Em conversa com jornalistas nesta terça-feira, 4, o executivo afirmou que a Anvisa tem intensificado o ritmo de avaliação dos remédios com o objetivo de ampliar a quantidade de produtos disponíveis no mercado e facilitar o acesso, reduzindo assim a busca por substâncias irregulares.
O entendimento é de que, apesar de o registro ser focado no tratamento do diabetes, os novos produtos poderão ser indicados, de forma off-label, para obesidade, como ocorreu com o próprio Ozempic no passado.

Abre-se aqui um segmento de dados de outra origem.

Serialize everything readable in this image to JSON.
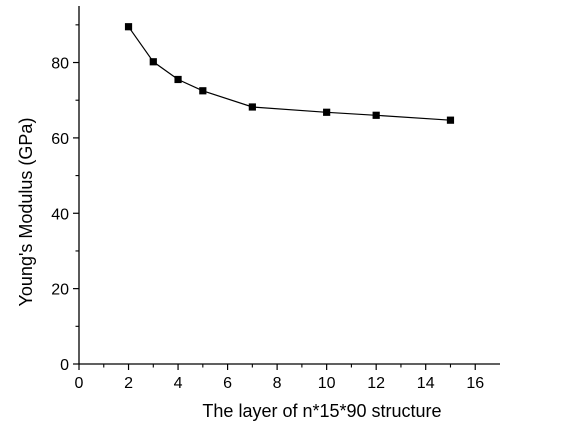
{
  "chart_data": {
    "type": "line",
    "title": "",
    "xlabel": "The layer of n*15*90 structure",
    "ylabel": "Young's Modulus (GPa)",
    "xlim": [
      0,
      17
    ],
    "ylim": [
      0,
      95
    ],
    "x_major_ticks": [
      0,
      2,
      4,
      6,
      8,
      10,
      12,
      14,
      16
    ],
    "x_minor_ticks": [
      1,
      3,
      5,
      7,
      9,
      11,
      13,
      15
    ],
    "y_major_ticks": [
      0,
      20,
      40,
      60,
      80
    ],
    "y_minor_ticks": [
      10,
      30,
      50,
      70,
      90
    ],
    "grid": false,
    "legend": "none",
    "series": [
      {
        "marker": "square",
        "color": "#000000",
        "points": [
          {
            "x": 2,
            "y": 89.5
          },
          {
            "x": 3,
            "y": 80.2
          },
          {
            "x": 4,
            "y": 75.5
          },
          {
            "x": 5,
            "y": 72.5
          },
          {
            "x": 7,
            "y": 68.2
          },
          {
            "x": 10,
            "y": 66.8
          },
          {
            "x": 12,
            "y": 66.0
          },
          {
            "x": 15,
            "y": 64.7
          }
        ]
      }
    ]
  }
}
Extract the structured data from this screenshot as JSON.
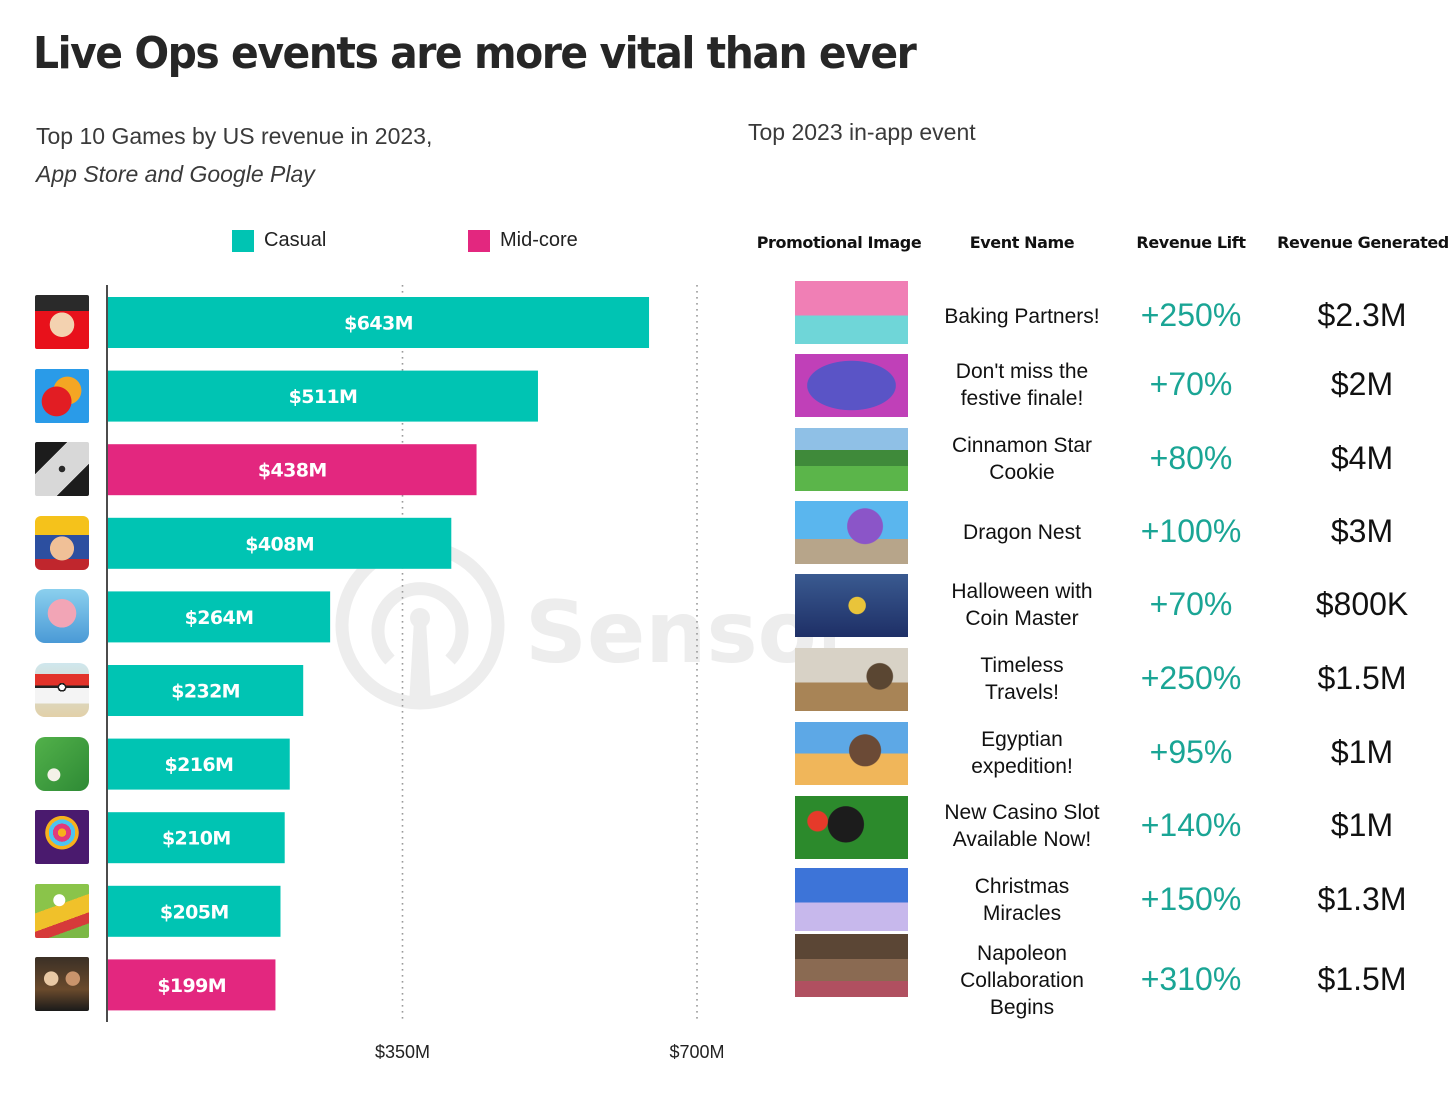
{
  "header": {
    "title": "Live Ops events are more vital than ever",
    "left_subtitle_line1": "Top 10 Games by US revenue in 2023,",
    "left_subtitle_line2": "App Store and Google Play",
    "right_subtitle": "Top 2023 in-app event"
  },
  "watermark": {
    "text": "SensorTower"
  },
  "colors": {
    "casual": "#00c4b3",
    "midcore": "#e3277f",
    "lift_text": "#1aa595",
    "axis": "#111111",
    "gridline": "#9a9a9a"
  },
  "chart_data": {
    "type": "bar",
    "orientation": "horizontal",
    "title": "Top 10 Games by US revenue in 2023, App Store and Google Play",
    "xlabel": "",
    "ylabel": "",
    "xlim": [
      0,
      700
    ],
    "units": "USD millions",
    "grid": "vertical dotted at ticks",
    "legend_position": "top",
    "legend": [
      {
        "name": "Casual",
        "color": "#00c4b3"
      },
      {
        "name": "Mid-core",
        "color": "#e3277f"
      }
    ],
    "ticks": [
      {
        "value": 350,
        "label": "$350M"
      },
      {
        "value": 700,
        "label": "$700M"
      }
    ],
    "categories": [
      "monopoly-go-icon",
      "candy-crush-icon",
      "roblox-icon",
      "royal-match-icon",
      "coin-master-icon",
      "pokemon-go-icon",
      "gardenscapes-icon",
      "jackpot-party-icon",
      "township-icon",
      "evony-icon"
    ],
    "bars": [
      {
        "icon": "monopoly-go-icon",
        "value": 643,
        "label": "$643M",
        "segment": "Casual"
      },
      {
        "icon": "candy-crush-icon",
        "value": 511,
        "label": "$511M",
        "segment": "Casual"
      },
      {
        "icon": "roblox-icon",
        "value": 438,
        "label": "$438M",
        "segment": "Mid-core"
      },
      {
        "icon": "royal-match-icon",
        "value": 408,
        "label": "$408M",
        "segment": "Casual"
      },
      {
        "icon": "coin-master-icon",
        "value": 264,
        "label": "$264M",
        "segment": "Casual"
      },
      {
        "icon": "pokemon-go-icon",
        "value": 232,
        "label": "$232M",
        "segment": "Casual"
      },
      {
        "icon": "gardenscapes-icon",
        "value": 216,
        "label": "$216M",
        "segment": "Casual"
      },
      {
        "icon": "jackpot-party-icon",
        "value": 210,
        "label": "$210M",
        "segment": "Casual"
      },
      {
        "icon": "township-icon",
        "value": 205,
        "label": "$205M",
        "segment": "Casual"
      },
      {
        "icon": "evony-icon",
        "value": 199,
        "label": "$199M",
        "segment": "Mid-core"
      }
    ]
  },
  "table": {
    "headers": [
      "Promotional Image",
      "Event Name",
      "Revenue Lift",
      "Revenue Generated"
    ],
    "rows": [
      {
        "image": "baking-partners-image",
        "event_lines": [
          "Baking Partners!"
        ],
        "lift": "+250%",
        "revenue": "$2.3M"
      },
      {
        "image": "festive-finale-image",
        "event_lines": [
          "Don't miss the",
          "festive finale!"
        ],
        "lift": "+70%",
        "revenue": "$2M"
      },
      {
        "image": "cinnamon-star-cookie-image",
        "event_lines": [
          "Cinnamon Star",
          "Cookie"
        ],
        "lift": "+80%",
        "revenue": "$4M"
      },
      {
        "image": "dragon-nest-image",
        "event_lines": [
          "Dragon Nest"
        ],
        "lift": "+100%",
        "revenue": "$3M"
      },
      {
        "image": "halloween-coin-master-image",
        "event_lines": [
          "Halloween with",
          "Coin Master"
        ],
        "lift": "+70%",
        "revenue": "$800K"
      },
      {
        "image": "timeless-travels-image",
        "event_lines": [
          "Timeless",
          "Travels!"
        ],
        "lift": "+250%",
        "revenue": "$1.5M"
      },
      {
        "image": "egyptian-expedition-image",
        "event_lines": [
          "Egyptian",
          "expedition!"
        ],
        "lift": "+95%",
        "revenue": "$1M"
      },
      {
        "image": "new-casino-slot-image",
        "event_lines": [
          "New Casino Slot",
          "Available Now!"
        ],
        "lift": "+140%",
        "revenue": "$1M"
      },
      {
        "image": "christmas-miracles-image",
        "event_lines": [
          "Christmas",
          "Miracles"
        ],
        "lift": "+150%",
        "revenue": "$1.3M"
      },
      {
        "image": "napoleon-collaboration-image",
        "event_lines": [
          "Napoleon",
          "Collaboration",
          "Begins"
        ],
        "lift": "+310%",
        "revenue": "$1.5M"
      }
    ]
  }
}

"Um dos problemas que estavam sendo encontrados era o alto preço dessas canetas. Quando você amplia a concorrência com novos entrantes regularizados, isso gera uma redução de preço e ampliação do acesso", avaliou Safatle, enfatizando que apenas produtos com eficácia e segurança comprovadas têm o registro aprovado.
Na semana passada, a Anvisa registrou cinco novas canetas de semaglutida, princípio ativo do Ozempic. Os medicamentos análogos aprovados são:
Orsema, da Ranbaxy;
Owozy, da Ávita Care;
Seemasun, da Sun Pharma;
Semavy, da Cosmed;
Zempneo, da Brainfarma.
Agora, estão em análise quatro processos de medicamentos à base de liraglutida e outros quatro de tratamentos à base de semaglutida. Há ainda cinco processos cuja análise deve ser iniciada em 2027.
Atualmente, o Brasil tem 21 canetas autorizadas, incluindo medicamentos à base de semaglutida, liraglutida e tirzepatida (Mounjaro). De acordo com Safatle, a ampliação das opções coloca o Brasil como um dos principais mercados de agonistas de GLP-1.
O Brasil tem tudo para ser o mercado com maior concorrência do mundo no segundo semestre, afirmou o diretor da Anvisa, "pelo número de opções que teremos regularizadas aqui no País".
Acordo com o Paraguai
Na tentativa de reduzir o contrabando e o uso de produtos irregulares, a Anvisa também vai assinar um acordo com a agência regulatória do Paraguai para que os dois países possam compartilhar informações a respeito dos medicamentos.
Dados da alfândega da Receita Federal de Foz do Iguaçu mostram que a apreensão de remédios dessa classe aumentou cerca de 1.000% em um ano.
A Anvisa atua ainda na formatação de uma nova regra para importação e manipulação de canetas. Entre vários pontos, a agência quer exigir que as empresas respeitem critérios de qualidade para importação do ingrediente farmacêutico ativo (IFA) e apresentem, por exemplo, o Certificado de Boas Práticas de Fabricação (CBPF) de onde o insumo foi produzido. Outro tópico é a criação de um sistema de vigilância para que farmácias de manipulação notifiquem eventos adversos ocorridos após o uso de canetas manipuladas.
Em maio, o diretor Thiago Campos pediu vista para analisar o caso, o que retirou a discussão da pauta das reuniões da diretoria colegiada. Na conversa com jornalistas, Safatle afirmou que a agência está colhendo novas informações sobre o tema antes de deliberar sobre a questão.